The results show that climate stressors have differentiated impacts on workers from various sectors. Increasing temperatures reduce the availability of workers in industries with high exposure to heat, such as farming, construction, fishing and mining: the so-called “low-skilled labour”. On the other hand, workers of sectors like the manufacturing, or office work (“high-skilled”), which are conducted indoor, are less affected by the temperature rise.
“We wanted to understand whether temperature changes affect how much people can work in a given week and if those who work inside have a climate advantage” explains Dr. Shouro Dasgupta, a researcher at the CMCC Foundation and EIEE, co-author of the study. “And this is something the findings confirmed: labour availability initially increases with temperature until it reaches its peak and then decreases as temperature increases beyond the maximum point. However, the optimal maximum temperature maximizing weekly labour supply is 26.2°C for low-skilled workers while it is 28.2°C for high-skilled workers. Those who work inside can work until the temperature is a little higher, because they are less exposed to heat”.

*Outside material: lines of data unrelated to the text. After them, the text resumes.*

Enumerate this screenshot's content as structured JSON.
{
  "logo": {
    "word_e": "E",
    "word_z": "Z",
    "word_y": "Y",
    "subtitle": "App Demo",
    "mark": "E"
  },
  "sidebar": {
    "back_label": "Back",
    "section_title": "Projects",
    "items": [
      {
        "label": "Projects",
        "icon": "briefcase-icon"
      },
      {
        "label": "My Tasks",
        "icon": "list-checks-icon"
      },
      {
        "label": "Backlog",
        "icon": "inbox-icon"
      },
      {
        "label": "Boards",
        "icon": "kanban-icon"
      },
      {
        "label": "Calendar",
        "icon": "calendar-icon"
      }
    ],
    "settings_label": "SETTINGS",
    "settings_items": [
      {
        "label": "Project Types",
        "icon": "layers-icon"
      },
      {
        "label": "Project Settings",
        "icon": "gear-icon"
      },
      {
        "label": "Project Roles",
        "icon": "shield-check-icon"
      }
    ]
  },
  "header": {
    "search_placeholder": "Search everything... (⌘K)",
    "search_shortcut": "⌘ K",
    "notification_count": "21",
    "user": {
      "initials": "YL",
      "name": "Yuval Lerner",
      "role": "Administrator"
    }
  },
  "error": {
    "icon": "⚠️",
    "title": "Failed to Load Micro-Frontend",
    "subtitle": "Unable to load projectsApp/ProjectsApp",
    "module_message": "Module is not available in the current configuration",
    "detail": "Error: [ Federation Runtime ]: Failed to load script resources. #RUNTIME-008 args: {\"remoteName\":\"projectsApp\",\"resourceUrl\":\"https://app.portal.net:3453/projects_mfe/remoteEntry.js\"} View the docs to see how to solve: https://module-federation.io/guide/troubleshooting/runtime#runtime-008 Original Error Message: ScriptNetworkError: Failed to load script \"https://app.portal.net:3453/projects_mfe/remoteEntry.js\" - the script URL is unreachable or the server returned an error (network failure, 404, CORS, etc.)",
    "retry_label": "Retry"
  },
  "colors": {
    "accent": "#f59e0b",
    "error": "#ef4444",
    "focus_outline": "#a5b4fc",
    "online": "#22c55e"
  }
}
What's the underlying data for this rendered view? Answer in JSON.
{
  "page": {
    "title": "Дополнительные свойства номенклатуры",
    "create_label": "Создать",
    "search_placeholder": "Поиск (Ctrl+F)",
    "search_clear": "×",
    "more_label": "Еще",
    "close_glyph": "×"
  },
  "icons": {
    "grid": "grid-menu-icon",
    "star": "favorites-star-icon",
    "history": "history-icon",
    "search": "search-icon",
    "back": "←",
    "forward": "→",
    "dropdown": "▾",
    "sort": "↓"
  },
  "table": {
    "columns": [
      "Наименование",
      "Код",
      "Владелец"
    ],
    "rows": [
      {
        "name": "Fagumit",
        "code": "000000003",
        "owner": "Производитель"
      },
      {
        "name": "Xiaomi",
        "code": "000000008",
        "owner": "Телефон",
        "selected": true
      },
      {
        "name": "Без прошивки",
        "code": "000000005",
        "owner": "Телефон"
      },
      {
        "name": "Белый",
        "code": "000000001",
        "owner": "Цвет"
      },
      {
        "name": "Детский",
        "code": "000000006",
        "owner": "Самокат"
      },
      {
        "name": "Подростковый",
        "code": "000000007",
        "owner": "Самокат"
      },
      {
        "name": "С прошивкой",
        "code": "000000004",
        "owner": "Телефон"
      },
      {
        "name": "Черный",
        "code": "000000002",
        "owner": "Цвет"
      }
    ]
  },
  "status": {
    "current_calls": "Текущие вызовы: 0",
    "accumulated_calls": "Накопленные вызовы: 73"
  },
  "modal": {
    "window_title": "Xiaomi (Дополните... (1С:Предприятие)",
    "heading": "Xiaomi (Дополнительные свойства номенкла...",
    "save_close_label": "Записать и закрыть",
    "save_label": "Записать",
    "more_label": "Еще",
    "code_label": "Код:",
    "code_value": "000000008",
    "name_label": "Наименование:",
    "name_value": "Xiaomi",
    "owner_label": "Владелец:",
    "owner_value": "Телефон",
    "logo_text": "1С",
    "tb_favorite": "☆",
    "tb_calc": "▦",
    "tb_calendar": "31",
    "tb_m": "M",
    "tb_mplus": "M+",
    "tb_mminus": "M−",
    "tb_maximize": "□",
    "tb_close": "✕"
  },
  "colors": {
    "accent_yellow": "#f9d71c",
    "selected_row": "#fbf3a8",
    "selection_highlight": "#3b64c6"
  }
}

The second step of the study was to use these empirical data to run an Overlapping Generations model to investigate the future and project the extent to which the expected warming will affect labour productivity in South Africa. “In the literature, we find two research approaches that are clearly separate from each other” affirms Dr. Soheil Shayegh, a researcher at the CMCC Foundation and EIEE, the lead author of the paper. “One approach relies on empirical data and builds statistical relationships between indicators based on the data. This is what we used in the first phase of our research, building on survey data from the past to establish statistical relationships between temperature and labour supply. The other approach uses Overlapping Generations models, mathematical models that we use to forecast the future of our economies based on assumptions about decision-makers’ behaviour and choices, and usually not based on forecasted data. In this research, by marrying these two methodologies and building on survey data, we were able to answer a set of complex questions about the effect of climate change on labour markets that are interesting not just for South Africa, but probably for every country” says Shayegh.
The decrease in labour availability has a ripple effect on other parts of the economy, from wages’ variations to the productivity of outputs, the researchers explain. The model suggests that, by the end of the century, the wage gap between high-skilled and low-skilled labour will reduce, with the lowest skilled labour receiving more relative wages. This is a consequence of the decrease in the relative availability of low-skilled to high-skilled labour due to the rising temperature, which increases the scarcity (and, consequently, the salary) of low-skilled workers.
“The wage gap is closing because the wages of low-skilled workers are improving, and this is good news. But when you step back and look at the bigger picture, in the whole economy, something else is happening” explains Shayegh. “We see that economic damages are much larger. Climate change is not only impacting the labour supply: it is also damaging the productivity of all sectors”.
In summary, increasing demand for low-skilled labour, coupled with a reduction in economic productivity due to climate change, reduces the wage gap between high-skilled and low-skilled labour but reduces overall output per adult. Under a severe climate scenario, the study shows that GDP per capita drops by about 20% by the end of the century, compared to the baseline case without climate change.
“It is important to note that we only considered the impact of climate change through gradual rising of average and maximum temperatures” specifies Dasgupta. “Other climate factors such as precipitation, sea-level rise, or climate shocks such as floods or droughts are not considered in this study. Therefore, it is safe to assume that we have provided a conservative estimate of the climate change damages on productivity and welfare – in a scenario without climate action”.